In my own experience as an analyst of the scientific literature, I have encountered much plagiarism. In the life sciences, review articles are cited more often on average than research articles, so researchers tend to proliferate the number of review articles on which they are listed as an author in order to boost their “h-index”, a manipulable pseudometric of researcher productivity. Short cuts, including the extensive recycling of text that one or more of the review authors have previously published, are disturbingly common. In other cases, review articles broadly plagiarise the articles of others.
Plagiarism can even have fatal consequences. In scientific literature, it is common for text to include numbers and units using special characters such as Greek letters. But copying and pasting such units can result in their alteration. I have encountered examples of highly problematic articles, including, for example, a plagiarised text that substituted mg (milligram) for µg (microgram), resulting in a thousand-fold increase in the reported concentration required for the effectiveness of a drug. Certainly, unit errors can be introduced into any article during the publication process, but authors are far less likely to proofread carefully a section of an article that they did not even write.
The response to the coronavirus outbreak is a perfect example of the importance of proper citation. Members of the public are taking action on the basis of poorly sourced and misattributed information. If we allow the scholarly literature itself to abandon its adherence to ethical standards of citation, the situation would be even worse.
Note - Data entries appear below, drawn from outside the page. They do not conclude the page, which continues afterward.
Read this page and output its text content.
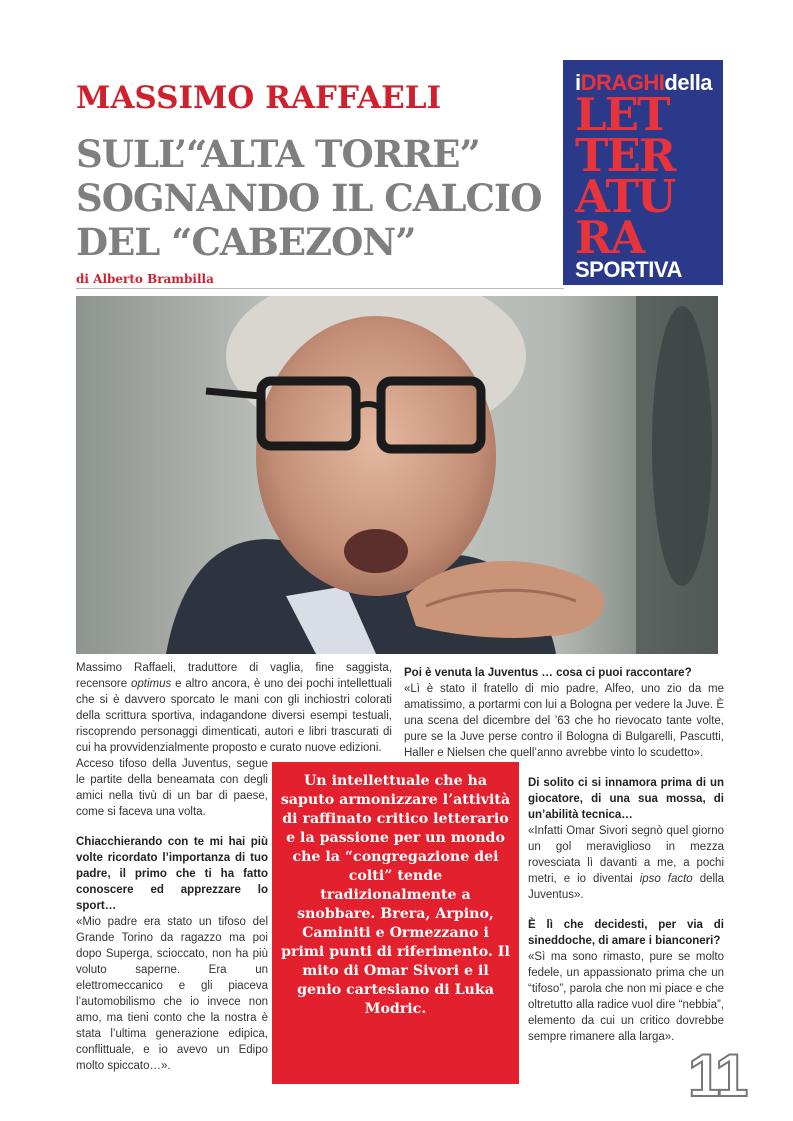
MASSIMO RAFFAELI
SULL’“ALTA TORRE”
SOGNANDO IL CALCIO
DEL “CABEZON”
di Alberto Brambilla
iDRAGHIdella
LET
TER
ATU
RA
SPORTIVA

Massimo Raffaeli, traduttore di vaglia, fine saggista, recensore optimus e altro ancora, è uno dei pochi intellettuali che si è davvero sporcato le mani con gli inchiostri colorati della scrittura sportiva, indagandone diversi esempi testuali, riscoprendo personaggi dimenticati, autori e libri trascurati di cui ha provvidenzialmente proposto e curato nuove edizioni.

Acceso tifoso della Juventus, segue le partite della beneamata con degli amici nella tivù di un bar di paese, come si faceva una volta.

Chiacchierando con te mi hai più volte ricordato l’importanza di tuo padre, il primo che ti ha fatto conoscere ed apprezzare lo sport…

«Mio padre era stato un tifoso del Grande Torino da ragazzo ma poi dopo Superga, scioccato, non ha più voluto saperne. Era un elettromeccanico e gli piaceva l’automobilismo che io invece non amo, ma tieni conto che la nostra è stata l’ultima generazione edipica, conflittuale, e io avevo un Edipo molto spiccato…».

Poi è venuta la Juventus … cosa ci puoi raccontare?

«Lì è stato il fratello di mio padre, Alfeo, uno zio da me amatissimo, a portarmi con lui a Bologna per vedere la Juve. È una scena del dicembre del ’63 che ho rievocato tante volte, pure se la Juve perse contro il Bologna di Bulgarelli, Pascutti, Haller e Nielsen che quell’anno avrebbe vinto lo scudetto».

Di solito ci si innamora prima di un giocatore, di una sua mossa, di un’abilità tecnica…

«Infatti Omar Sivori segnò quel giorno un gol meraviglioso in mezza rovesciata lì davanti a me, a pochi metri, e io diventai ipso facto della Juventus».

È lì che decidesti, per via di sineddoche, di amare i bianconeri?

«Sì ma sono rimasto, pure se molto fedele, un appassionato prima che un “tifoso”, parola che non mi piace e che oltretutto alla radice vuol dire “nebbia”, elemento da cui un critico dovrebbe sempre rimanere alla larga».

Un intellettuale che ha saputo armonizzare l’attività di raffinato critico letterario e la passione per un mondo che la “congregazione dei colti” tende tradizionalmente a snobbare. Brera, Arpino, Caminiti e Ormezzano i primi punti di riferimento. Il mito di Omar Sivori e il genio cartesiano di Luka Modric.
11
Rather than reducing their emphasis on fighting plagiarism, academic organisations should redouble their efforts to combat it and defy the post-truth ethos. An institution of higher education should not be propagating a historical lie.
As Benjamin Franklin actually did say (at least, according to the 1740 edition of the almanack Poor Richard’s Maxims): “Tricks and treachery are the practice of fools that have not wit enough to be honest.”
David A. Sanders is an associate professor of biological sciences at Purdue University.